Ultimately, the authors of this decision Stone v. Graham Justice William J. Brennan Jr., as you know, is not a sitting justice. He died in 1997, because the statute in question (passed in Kentucky in 1978) was ruled unconstitutional not this week, but in 1980.
This subject is worth revisiting because on Wednesday, Louisiana Governor Jeff Landry (R) signed a bill that similarly requires copies of the Ten Commandments to be placed in classrooms. At the signing ceremony, Governor Landry suggested that the impetus for the bill was not to boost religion but to strengthen the legal system.
“If we want to respect the rule of law, we have to start with the first lawgiver, which is Moses,” he said.
The same ploy was written underneath each copy of the Ten Commandments placed in Kentucky schools, claiming to have “secular applications of the Ten Commandments.” Brennan didn’t believe it.
“The commandments are not limited to worldly matters, such as honoring parents, murder, adultery, theft, perjury and greed,” the ruling read. “Rather, the first part of the commandments concerns the religious duties of believers, such as worshiping the Lord God alone, abstaining from idolatry, not taking God’s name in vain, and observing the Sabbath.”
Given the current makeup of the Supreme Court, there is no guarantee that the majority will again vote against states mandating the posting of the Ten Commandments. But it is clear that the law Landry signed into law is intended to plant the flag for Louisiana’s “appeal to heaven” in support of Christian values, rather than to ensure that Louisiana’s young people have a healthy respect for the law. In February, PRRI released a state-level analysis of support for the Christian nationalist value that the United States should be explicitly Christian. Befitting the state’s far-right politics, Louisiana was one of the states with the highest support for the concept.
Governor Landry, who took office earlier this year, has policies that are in keeping with the state’s — it’s worth noting that he is Catholic and his mother taught religion in Catholic schools — but supporters of the law who think it will make Louisiana students more religious are likely to be disappointed.
The American National Election Study (ANES) survey is conducted around federal elections and has included questions measuring religious identity since 1948. It shows that the percentage of Americans who identify as “other” – any religion other than Protestantism, Catholicism, or Judaism – increased from the mid-1950s to the 1980s. Stone v. Graham decision to overturn Kentucky’s law. Among younger Americans, the increase was even steeper.
In 1960, 2 percent of Americans identified as belonging to the “other” category, which includes the non-religious. In 1980, that figure was 10.2 percent, in 2000, 19.5 percent, and by 2016, more than a third.
Growth stagnated in the 1980s, Stone v. GrahamOther measures of religiosity, such as the General Social Survey’s question about the theological nature of the Bible, show a similar subsidence. In 1984, about 14% of Americans said they thought the Bible was just a book of old stories that had nothing to do with God. By 2022, about a quarter of Americans held that view.
Notice the change that began around the year 2000, which is reflected by Gallup. Since the late 1970s, the venerable polling company has routinely asked Americans how important religion is in their lives. Since about 2000, the percentage of people who say religion is unimportant has steadily increased.
This change was obviously not due to removing the Ten Commandments from public places or abolishing prayer in schools. It was due to the Supreme Court decision of 1962. Engel vs. Vitale decision; conservatives are hoping the current court will go in the opposite direction.

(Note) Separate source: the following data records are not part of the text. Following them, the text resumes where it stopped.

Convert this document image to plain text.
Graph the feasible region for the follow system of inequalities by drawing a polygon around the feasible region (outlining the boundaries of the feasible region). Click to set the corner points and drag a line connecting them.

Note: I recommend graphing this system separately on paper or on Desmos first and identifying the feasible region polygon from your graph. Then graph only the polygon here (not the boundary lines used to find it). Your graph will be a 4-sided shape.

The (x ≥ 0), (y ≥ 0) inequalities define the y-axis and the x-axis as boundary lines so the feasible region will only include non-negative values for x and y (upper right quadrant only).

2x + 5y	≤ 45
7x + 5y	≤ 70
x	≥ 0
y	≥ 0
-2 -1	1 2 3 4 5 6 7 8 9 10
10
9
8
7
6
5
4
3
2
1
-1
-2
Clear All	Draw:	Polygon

It is unlikely, then (and certainly not an advocacy of doing so) that introducing the Ten Commandments into the classroom will suddenly make a new generation of students embrace Christianity, but the idea itself is consistent with current right-wing orthodoxy, which argues that the main reason young people express more liberal politics is because they have been overly brainwashed by nefarious leftists who serve as teachers and professors.
For Landry, the move would be great publicity: civil liberties groups have already filed lawsuits over the move, and Landry likely won’t hesitate to add it to his conservative resume. In fact, if his intention in supporting the policy is to advance his own political standing, this form of self-promotion itself has historical precedent: in the mid-1950s, director Cecil B. DeMille partnered with the Fraternal Order of Eagles to post copies of the Ten Commandments around the country to promote his film of the same name.